Mas, segundo o n.º2 daquele artigo, sempre que o declaratário conheça a vontade real do declarante, é esta que prevalece ainda que haja divergência entre ela e a declarada, resultante da aplicação da teoria da impressão do destinatário.

A interpretação das cláusulas contratuais constitui “questão de direito”, cujo conhecimento é da competência do Supremo Tribunal de Justiça, mas a determinação da vontade real constitui matéria de facto, excluída daquela competência […]”

O Acórdão deste Supremo Tribunal de Justiça, de 2.2.88, in BMJ – 374, 436, doutrinou:

No tocante à interpretação, o artigo 236º, determinado por razões de protecção ao declaratário e de segurança do tráfico, consagrou a denominada teoria da impressão do destinatário, vindo privilegiar o sentido objectivo da declaração negocial temperado por um elemento de inspiração subjectivista: aquele sentido deixa de prevalecer quando não possa razoavelmente ser imputado ao declarante (n.º 1, “in fine”).
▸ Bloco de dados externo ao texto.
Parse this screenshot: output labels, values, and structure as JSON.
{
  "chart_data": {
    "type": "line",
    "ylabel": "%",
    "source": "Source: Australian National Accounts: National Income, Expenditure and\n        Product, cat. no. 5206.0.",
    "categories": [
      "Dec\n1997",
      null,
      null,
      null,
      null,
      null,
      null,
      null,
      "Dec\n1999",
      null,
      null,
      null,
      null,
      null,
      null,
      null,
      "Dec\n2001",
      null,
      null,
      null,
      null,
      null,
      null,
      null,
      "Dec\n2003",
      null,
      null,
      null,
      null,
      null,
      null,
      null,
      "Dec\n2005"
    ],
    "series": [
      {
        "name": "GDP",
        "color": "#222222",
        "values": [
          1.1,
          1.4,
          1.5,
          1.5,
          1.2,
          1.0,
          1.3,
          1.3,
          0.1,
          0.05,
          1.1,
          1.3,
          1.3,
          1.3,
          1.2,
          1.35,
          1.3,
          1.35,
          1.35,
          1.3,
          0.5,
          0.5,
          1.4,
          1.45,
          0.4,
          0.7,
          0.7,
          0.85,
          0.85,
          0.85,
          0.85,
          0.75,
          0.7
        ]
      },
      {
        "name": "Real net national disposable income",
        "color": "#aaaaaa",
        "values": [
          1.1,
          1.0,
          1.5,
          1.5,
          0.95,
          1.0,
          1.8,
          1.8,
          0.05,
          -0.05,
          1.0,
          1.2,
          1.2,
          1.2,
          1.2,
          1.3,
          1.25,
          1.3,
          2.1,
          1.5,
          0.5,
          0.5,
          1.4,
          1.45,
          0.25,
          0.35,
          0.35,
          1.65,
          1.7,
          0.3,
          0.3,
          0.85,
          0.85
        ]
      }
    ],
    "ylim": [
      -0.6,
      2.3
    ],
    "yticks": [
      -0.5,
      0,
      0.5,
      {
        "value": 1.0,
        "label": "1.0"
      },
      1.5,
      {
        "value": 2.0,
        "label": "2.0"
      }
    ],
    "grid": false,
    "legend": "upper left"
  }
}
O mesmo sentido objectivo igualmente é inatendível quando não coincida com a vontade real do declarante e esta seja conhecida do declaratário (n.º 2).

Assim, a interpretação das declarações negociais não se dirige, salvo no caso do artigo 236º, n.º 2, a fixar um facto simples – o sentido que o declarante quis imprimir à sua declaração –, mas o sentido jurídico, normativo, da declaração.

A integração dos negócios jurídicos postula, por seu turno, duas exigências: investigar o que as partes teriam querido se houvessem previsto o ponto omisso, e o que os ditames da boa fé impõem. Estando em causa a aplicação de critérios da lei, ainda que apoiados factualmente, trata-se, nos dois casos, de matéria de direito.” 

Mota Pinto – “Teoria Geral do Direito Civil” – 4ª edição por António Pinto Monteiro e Paulo Mota Pinto – Coimbra Editora – Maio 2005 – pág. 446 e segs, ensina:

“…O Código não se pronuncia sobre o problema de saber quais as circunstâncias atendíveis para a interpretação.

De acordo com o critério propugnado, quanto ao problema do tipo do sentido negocial decisivo para a interpretação, também aqui se deverá operar com a hipótese de um declaratário normal: serão atendíveis todos os coeficientes ou elementos que um declaratário medianamente instruído, diligente e sagaz, na posição do declaratário efectivo, teria tomado em conta.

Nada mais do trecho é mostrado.